A couple of weeks ago The Pointer was interested in publishing a story about a class in the science department. A reporter called a professor and was promptly told she had no business writing the article. The editor-in-chief contacted the professor shortly after the exchange and, upon trying to reason with said faculty member, was told the publication had no right to publish the article unless the journalist had a background in the sciences.
We would first like to point out that it is not the job of the student reporter to be an expert on the subject they are reporting on. It is their job to take the information gathered from the professional and put it into terms that will be both interesting and understandable for the reader.
In addition, we feel our job as collegiate journalists—at a publication run by students for students—is to report on issues that may intrigue, interest and educate students. This is part of our responsibility to our readers.

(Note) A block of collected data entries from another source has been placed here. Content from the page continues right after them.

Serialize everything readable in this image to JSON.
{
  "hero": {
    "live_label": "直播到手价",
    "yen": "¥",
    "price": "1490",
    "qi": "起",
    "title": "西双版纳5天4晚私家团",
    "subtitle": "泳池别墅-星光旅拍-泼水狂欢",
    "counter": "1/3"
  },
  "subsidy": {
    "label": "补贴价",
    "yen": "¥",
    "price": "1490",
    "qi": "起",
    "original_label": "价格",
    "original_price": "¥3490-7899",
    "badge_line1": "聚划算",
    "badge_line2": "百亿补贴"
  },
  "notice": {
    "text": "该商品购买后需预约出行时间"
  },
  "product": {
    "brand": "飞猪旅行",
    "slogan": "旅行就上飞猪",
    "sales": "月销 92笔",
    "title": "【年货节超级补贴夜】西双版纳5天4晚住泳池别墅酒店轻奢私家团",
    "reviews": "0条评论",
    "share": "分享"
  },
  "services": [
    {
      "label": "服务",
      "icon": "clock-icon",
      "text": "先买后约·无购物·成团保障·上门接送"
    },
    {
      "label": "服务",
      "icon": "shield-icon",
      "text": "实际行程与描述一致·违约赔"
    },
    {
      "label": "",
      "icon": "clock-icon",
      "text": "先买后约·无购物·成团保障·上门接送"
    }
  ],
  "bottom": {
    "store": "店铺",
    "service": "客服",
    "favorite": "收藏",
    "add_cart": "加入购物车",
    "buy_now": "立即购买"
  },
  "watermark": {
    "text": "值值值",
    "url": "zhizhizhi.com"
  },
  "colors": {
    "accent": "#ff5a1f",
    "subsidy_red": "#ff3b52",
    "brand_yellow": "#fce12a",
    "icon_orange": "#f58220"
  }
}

We also feel that there is some level of responsibility that falls on faculty members, in any department. This responsibility is to share activities performed in the classroom where we students spend a majority of our time. We are interested in and pay for access to your wealth of knowledge.
We understand that you are all conducting research in addition to your work as professors. Please know that students are interested in what you do, and may seek information from you simply out of curiosity. We challenge you to indulge them. We would also like to remind this faculty member that the primary purpose of his employment at this university is to educate curious students.
Our initial intention for writing this article was not to criticize the science department or their research methods, but rather to satisfy the curiosity of students uninvolved in the program. We apologize for any possible misunderstanding on this point.
We appreciate greatly the extra time and effort faculty contributes to the spread of education and information, and we look forward the cooperation we at The Pointer may have with you in the future.